Grand Slam singles results
- French Open: Q3 (1993)
- Wimbledon: Q1 (1991)
- US Open: Q3 (1993)

Doubles
- Highest ranking: No. 649 (27 September 1993)

Medal record
Representing Italy
Summer Universiade
| Silver medal – second place | 1991 Sheffield | Singles |
| Bronze medal – third place | 1991 Sheffield | Doubles |
| Bronze medal – third place | 1995 Fukuoka | Singles |

= Francesco Michelotti =

Italian tennis player

Francesco Michelotti (born 23 October 1969) is an Italian former professional tennis player.

==Biography==
Born in Parma, Michelotti competed on the professional tour in the early 1990s.

In 1992 he qualified for the main draw of two ATP Tour events, in Bologna and Florence.
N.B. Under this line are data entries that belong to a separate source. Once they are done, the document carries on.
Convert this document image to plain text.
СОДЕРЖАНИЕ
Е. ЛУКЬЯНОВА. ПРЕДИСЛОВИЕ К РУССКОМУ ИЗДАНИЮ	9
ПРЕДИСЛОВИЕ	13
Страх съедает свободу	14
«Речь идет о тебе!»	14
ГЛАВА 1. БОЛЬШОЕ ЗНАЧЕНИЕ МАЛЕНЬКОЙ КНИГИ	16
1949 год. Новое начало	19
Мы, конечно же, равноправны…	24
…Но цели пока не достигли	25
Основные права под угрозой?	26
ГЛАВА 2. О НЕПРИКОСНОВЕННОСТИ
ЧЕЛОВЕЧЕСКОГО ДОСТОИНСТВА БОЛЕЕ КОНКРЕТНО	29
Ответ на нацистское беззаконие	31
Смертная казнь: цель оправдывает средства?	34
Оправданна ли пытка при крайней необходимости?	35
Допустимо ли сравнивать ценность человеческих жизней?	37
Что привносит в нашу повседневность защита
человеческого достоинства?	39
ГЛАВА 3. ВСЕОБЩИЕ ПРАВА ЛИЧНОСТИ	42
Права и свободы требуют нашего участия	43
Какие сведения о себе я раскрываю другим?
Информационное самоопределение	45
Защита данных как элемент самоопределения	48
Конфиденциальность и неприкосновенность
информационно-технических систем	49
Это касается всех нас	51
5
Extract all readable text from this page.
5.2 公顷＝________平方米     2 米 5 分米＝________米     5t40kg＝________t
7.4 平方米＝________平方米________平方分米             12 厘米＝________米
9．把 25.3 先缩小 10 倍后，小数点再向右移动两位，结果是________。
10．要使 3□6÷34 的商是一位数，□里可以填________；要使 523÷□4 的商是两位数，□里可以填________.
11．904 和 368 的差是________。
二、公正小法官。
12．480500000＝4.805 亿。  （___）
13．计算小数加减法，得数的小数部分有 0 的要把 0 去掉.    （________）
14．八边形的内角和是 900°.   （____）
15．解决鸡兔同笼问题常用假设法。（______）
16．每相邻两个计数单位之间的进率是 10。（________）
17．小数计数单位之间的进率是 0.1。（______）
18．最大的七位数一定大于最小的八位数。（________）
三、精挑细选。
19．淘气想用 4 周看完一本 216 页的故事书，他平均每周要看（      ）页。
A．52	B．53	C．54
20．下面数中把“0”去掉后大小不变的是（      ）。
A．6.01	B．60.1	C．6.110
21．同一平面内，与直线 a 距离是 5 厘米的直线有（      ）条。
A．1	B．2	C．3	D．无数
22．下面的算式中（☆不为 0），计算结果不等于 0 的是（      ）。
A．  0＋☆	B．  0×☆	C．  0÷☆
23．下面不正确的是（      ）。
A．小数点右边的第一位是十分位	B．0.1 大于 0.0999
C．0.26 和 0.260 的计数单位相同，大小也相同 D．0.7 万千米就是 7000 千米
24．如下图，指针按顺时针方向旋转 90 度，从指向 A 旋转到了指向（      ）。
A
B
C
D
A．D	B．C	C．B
At the Florence tournament he lost a close first round match to world number 37 Jordi Arrese, in a third set tiebreak.

Michelotti reached his best singles ranking of 213 in the world in 1993, with his performances that year including reaching the third and final qualifying round for the French Open and US Open.

As a representative of Italy he won three medals at the Summer Universiade during his career, a singles silver and doubles bronze in 1991, then another singles medal in 1995, this time a bronze.